Why do rich people remain rich for generations and poor people struggle to change their fortune? We often hear and see that highly-educated people tend to come from highly-educated households. We read a lot about such “social class privilege” and how this privilege shapes us. This paper uncovers an important and interesting psychological mechanism for this privilege by asking: what is it about an elite upbringing that makes people feel qualified for responsibilities for which they have little competence for?
In 4 experiments and testing over 150,000 people, they made two important points: (1) that people coming from higher social classes are more likely to have an inflated sense of their abilities; (2) More importantly, not only are these overconfident people from higher social classes deluded about themselves, but they also appear more competent in the eyes of others – even when objective tests show that they are no better.
In experiment 1, working with a credit scoring firm, 150,949 small-business owners from Mexico who were applying for a loan were asked to estimate their own social class, participate in an online memory test and evaluate their own performance compared to all other applicants. The results showed that people generally overestimated their own performance relative to others but, this overconfidence was stronger in people from higher socio-economic status.

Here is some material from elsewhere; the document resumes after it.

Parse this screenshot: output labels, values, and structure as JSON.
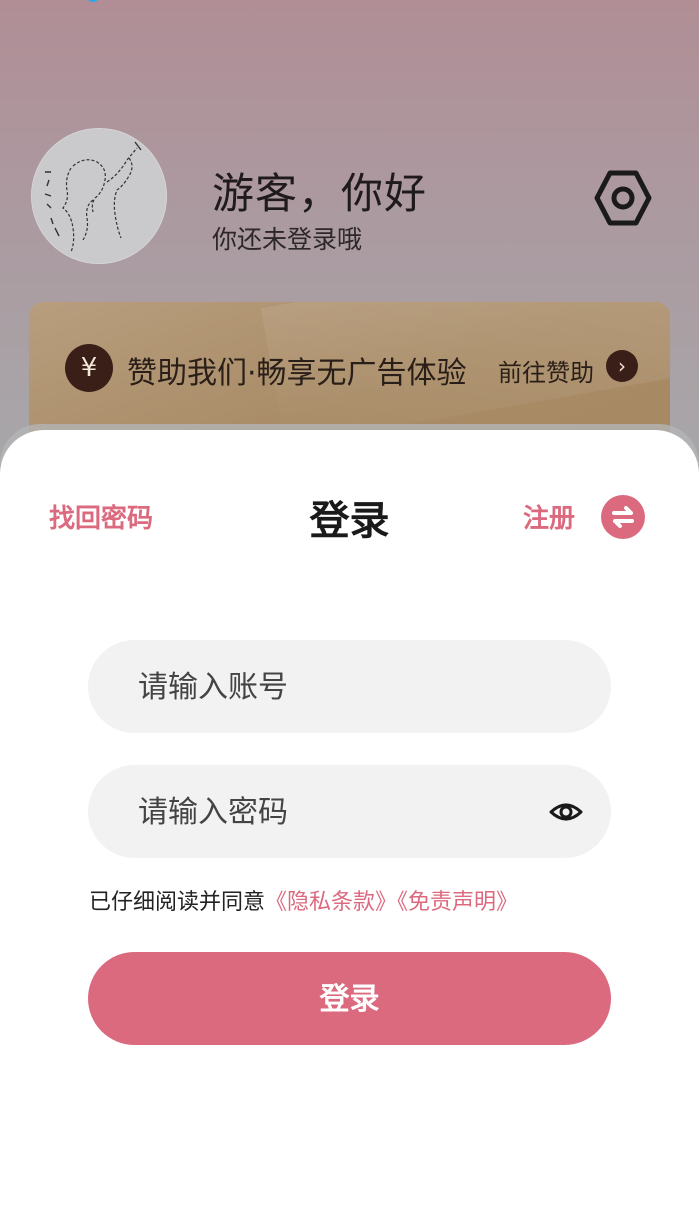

In experiment 3, they flipped the question and asked: does social class affect how overconfident people appear to others? They constructed a mock job interview and students from various social classes took part in the interviews and were videotaped. A separate group of observers (we call them the Committee) who did not know the student then watched the videos and rated the candidates. The committee members tended to select the same overconfident people from privileged background. Class-driven overconfidence was misinterpreted as competence.
These results are extremely important. They show that the overconfidence of the higher class individuals can help perpetuate the existing class hierarchy: it can provide privileged people a path to social advantage by making them appear more competent in the eyes of others.
The paper is cool for many reasons:
The paper’s extreme length and old-fashioned style of using tables and no graphical visualisations of the data makes it very difficult to read. It is, nonetheless, quite worth reading.